With regards to the compliance of S. 51of the Civil Procedure Code, the court recognized the presence of mens rea or some element of bad faith essential behind the failure to discharge the contractual liability. And mere failure to discharge contractual liability was not enough to detain a person. However, if he once had the means but now has not or if he has money now on which there are other pressing claims it is violative of the spirit of Article 11 to arrest and confine him in jail to coerce him into payment, which was recognized by the court.
The present case exemplifies the usage and circumstances under which international treaties can be practised as the rule of law. For an international treaty to be incorporated as a rule of law it first has to be established as municipal law. Only then it can have the binding force on the rule of the sovereign state.
Although Article 51 requires compliance with international law, it is not an executive article. Article 253 confers Parliament’s exclusive power in matters of international affairs. But the Constitution does not contain explicit provisions regulating the relations and status of international law in Indian courts.
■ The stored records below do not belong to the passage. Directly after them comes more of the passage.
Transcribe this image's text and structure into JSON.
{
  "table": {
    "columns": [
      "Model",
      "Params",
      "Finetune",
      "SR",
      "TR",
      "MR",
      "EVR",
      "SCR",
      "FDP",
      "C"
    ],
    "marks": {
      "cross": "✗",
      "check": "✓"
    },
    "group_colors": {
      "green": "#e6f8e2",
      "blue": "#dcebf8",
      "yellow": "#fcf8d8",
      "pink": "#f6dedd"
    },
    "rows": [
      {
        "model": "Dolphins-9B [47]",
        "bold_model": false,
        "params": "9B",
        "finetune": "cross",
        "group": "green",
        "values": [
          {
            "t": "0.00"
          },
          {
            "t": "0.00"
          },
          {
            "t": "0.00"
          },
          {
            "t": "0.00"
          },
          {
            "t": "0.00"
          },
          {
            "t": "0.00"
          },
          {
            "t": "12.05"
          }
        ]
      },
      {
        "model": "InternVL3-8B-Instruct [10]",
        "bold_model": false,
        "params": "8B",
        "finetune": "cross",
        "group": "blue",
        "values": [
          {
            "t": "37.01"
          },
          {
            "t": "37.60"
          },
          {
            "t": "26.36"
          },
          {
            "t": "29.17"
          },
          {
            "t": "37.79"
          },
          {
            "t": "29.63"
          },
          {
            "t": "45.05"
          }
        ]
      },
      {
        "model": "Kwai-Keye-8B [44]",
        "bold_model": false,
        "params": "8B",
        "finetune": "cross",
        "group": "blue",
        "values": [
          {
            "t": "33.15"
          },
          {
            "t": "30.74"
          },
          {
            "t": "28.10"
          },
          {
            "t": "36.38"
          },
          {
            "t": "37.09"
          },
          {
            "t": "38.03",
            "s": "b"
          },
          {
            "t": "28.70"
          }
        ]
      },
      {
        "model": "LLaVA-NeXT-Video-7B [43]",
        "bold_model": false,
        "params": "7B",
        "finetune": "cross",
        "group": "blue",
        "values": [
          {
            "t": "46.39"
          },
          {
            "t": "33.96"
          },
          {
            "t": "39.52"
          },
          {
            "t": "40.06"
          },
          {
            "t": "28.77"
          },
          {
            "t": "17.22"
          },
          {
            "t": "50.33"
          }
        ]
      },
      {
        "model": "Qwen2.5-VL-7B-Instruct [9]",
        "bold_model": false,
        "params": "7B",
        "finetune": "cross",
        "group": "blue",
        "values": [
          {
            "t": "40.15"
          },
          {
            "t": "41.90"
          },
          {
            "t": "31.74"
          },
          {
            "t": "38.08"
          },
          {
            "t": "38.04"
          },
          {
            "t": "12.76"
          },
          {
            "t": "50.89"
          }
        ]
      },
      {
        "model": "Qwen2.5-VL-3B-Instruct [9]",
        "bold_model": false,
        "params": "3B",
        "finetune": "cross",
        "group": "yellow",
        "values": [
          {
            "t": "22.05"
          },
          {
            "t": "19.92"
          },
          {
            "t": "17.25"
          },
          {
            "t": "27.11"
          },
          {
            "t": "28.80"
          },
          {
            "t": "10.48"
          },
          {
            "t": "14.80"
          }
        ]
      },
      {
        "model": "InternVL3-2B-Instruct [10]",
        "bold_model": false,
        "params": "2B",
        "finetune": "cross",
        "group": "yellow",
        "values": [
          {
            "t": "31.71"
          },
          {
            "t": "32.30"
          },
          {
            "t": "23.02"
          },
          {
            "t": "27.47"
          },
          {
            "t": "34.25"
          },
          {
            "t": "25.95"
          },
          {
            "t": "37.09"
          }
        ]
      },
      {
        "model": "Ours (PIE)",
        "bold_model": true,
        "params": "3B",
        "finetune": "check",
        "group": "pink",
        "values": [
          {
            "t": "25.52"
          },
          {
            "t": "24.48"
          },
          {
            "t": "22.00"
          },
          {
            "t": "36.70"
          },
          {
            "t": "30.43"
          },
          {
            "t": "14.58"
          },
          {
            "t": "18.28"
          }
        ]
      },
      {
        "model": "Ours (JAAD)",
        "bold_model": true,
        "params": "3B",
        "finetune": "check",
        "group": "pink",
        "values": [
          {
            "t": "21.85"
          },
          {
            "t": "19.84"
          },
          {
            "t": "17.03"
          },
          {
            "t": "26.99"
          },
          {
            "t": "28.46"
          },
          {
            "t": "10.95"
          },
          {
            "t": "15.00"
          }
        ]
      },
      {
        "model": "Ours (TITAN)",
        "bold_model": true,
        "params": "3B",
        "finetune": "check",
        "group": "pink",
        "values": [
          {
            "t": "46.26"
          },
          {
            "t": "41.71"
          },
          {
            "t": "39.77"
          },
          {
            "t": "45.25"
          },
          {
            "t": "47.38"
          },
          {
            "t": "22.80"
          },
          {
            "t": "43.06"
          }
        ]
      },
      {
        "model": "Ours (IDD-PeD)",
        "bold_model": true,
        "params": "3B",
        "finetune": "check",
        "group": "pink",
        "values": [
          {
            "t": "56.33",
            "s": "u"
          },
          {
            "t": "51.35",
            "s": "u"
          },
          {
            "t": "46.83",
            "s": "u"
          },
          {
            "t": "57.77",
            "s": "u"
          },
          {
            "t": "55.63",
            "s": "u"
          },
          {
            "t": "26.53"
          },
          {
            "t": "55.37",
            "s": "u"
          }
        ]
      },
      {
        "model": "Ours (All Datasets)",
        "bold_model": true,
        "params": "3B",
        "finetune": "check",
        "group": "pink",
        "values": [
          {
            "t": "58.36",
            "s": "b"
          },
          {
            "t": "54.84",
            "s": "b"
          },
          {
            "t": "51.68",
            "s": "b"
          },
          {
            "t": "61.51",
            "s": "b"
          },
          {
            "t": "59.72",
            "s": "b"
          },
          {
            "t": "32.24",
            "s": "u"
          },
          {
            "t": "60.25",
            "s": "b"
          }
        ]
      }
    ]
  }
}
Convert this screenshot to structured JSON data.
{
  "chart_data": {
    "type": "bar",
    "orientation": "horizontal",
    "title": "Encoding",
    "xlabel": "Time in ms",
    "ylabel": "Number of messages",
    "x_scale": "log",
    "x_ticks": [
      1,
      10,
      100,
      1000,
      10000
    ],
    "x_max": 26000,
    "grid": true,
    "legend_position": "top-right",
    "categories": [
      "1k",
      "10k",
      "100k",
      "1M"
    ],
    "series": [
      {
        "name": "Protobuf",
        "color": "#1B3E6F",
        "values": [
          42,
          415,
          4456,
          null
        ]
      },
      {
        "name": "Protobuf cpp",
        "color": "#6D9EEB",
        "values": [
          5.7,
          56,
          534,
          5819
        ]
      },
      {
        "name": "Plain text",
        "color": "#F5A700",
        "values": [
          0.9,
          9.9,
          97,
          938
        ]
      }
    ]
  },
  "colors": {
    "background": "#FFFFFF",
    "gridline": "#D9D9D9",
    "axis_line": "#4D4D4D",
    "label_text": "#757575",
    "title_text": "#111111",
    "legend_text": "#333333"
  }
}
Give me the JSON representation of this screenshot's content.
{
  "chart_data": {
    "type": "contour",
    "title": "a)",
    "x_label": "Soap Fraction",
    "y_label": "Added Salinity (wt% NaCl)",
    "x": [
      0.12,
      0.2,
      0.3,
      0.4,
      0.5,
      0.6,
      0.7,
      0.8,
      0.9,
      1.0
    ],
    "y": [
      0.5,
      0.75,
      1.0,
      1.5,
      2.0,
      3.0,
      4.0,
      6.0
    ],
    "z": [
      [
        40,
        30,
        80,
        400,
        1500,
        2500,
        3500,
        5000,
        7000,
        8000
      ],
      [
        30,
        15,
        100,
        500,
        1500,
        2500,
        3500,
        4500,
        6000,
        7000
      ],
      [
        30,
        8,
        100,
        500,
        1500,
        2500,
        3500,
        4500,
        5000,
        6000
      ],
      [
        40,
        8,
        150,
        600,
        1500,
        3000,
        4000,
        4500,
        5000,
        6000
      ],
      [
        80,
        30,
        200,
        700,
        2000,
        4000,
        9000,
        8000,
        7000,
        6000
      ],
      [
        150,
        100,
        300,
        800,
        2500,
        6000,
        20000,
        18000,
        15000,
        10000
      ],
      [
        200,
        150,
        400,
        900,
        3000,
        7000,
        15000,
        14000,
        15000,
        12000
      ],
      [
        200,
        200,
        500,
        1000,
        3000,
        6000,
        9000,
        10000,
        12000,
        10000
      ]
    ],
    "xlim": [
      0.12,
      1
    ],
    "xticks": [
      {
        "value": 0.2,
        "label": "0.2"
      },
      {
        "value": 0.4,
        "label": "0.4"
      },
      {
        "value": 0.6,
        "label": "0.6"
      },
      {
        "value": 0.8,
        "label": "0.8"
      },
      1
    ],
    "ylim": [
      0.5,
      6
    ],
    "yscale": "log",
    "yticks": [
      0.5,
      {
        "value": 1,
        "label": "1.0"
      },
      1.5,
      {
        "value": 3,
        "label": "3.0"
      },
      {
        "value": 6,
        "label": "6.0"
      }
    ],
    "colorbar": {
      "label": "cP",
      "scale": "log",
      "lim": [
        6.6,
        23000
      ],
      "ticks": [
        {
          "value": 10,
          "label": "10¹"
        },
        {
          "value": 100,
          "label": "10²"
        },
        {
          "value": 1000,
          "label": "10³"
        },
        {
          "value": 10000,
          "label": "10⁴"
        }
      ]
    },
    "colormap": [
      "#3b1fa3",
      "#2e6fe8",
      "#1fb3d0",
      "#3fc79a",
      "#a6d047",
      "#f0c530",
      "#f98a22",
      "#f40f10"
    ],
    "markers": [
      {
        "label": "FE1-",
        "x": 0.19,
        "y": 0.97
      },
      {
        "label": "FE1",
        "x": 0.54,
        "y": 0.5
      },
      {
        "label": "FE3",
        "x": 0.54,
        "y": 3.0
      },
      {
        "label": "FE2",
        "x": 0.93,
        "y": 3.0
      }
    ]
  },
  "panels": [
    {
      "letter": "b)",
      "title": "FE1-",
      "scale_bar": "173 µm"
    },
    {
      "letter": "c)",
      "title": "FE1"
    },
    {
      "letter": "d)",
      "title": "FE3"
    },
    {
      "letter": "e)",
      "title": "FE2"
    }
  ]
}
The law as per the covenant is recognised as a principle that should be adhered to while giving an interpretation of national law, in an event of confusion.
A progressive and measured perspective has been paved for the implementation of the international law. The article reads: No one shall be imprisoned merely on the ground of inability to fulfil a contractual obligation. Art. 21 of the Constitution poses the question in the face of the constitutional protection of life and liberty as expanded by a chain of ruling of this Court beginning with Maneka Gandhi v. Union of India. Thus, Article 11, grants immunity from imprisonment to indigent but honest appellants. Unless there is some other vice or mens rea apart from failure to foot the decree, international law frowns on holding the debtor’s person in civil prison, hostage by the court.
Section 51 declares that if the debtor has no means to pay he cannot be arrested and detained. If he has and still refuses or neglects to honour his obligation or if he commits acts of bad faith, he incurs the liability to imprisonment under s. 51 of the Code, which is in the essence of Article 11 and does not violate the mandate. But a part of the section is found to be violative of the article where it holds the person liable if he happens to incur the amount after the filing of the decree.
Sri Krishnamurthi Iyer fairly agreed that the law being what we have stated, it is necessary to direct the executing court to re-adjudicate on the present means of the debtor’s vis a vis the present pressures of their indebtedness, or whether they have had the ability to pay but have improperly evaded or postponed doing so or otherwise dishonestly committed acts of bad faith respecting their assets.
The case of Jolly Varghese provides clarity about the relations between international treaties and state laws, both of which are distinct legal systems. India follows the state of dualist theory of international law which lays down that for any international treaty, the executive cannot be guided to follow them in absence of national law.
“Human Rights-in National and International Law” specifically lays down that the international conventions first have to be transformed into municipal law for the active exercise under the rule of law of the state to take place.
However, the treaties are paradoxically considered to be self-enforceable, i.e., they apply automatically in the municipal sphere, except in cases where an amendment to the Constitution or existing law is required, or when the enactment of a new law is required.
Therefore, courts can rely on treaty principles that do not conflict with the provisions of the laws of India. Several such laws have been enacted by the Indian Parliament once India has become a signatory to related treaties and conventions. Example: The Diplomatic Relation (Vienna Conventions) Act 1972. Protection of Human Rights Act 1993, SAARC Convention (Suppression of Terrorism) Act 1993. Similar Acts are issued about territorial waters, exclusive economic zone etc.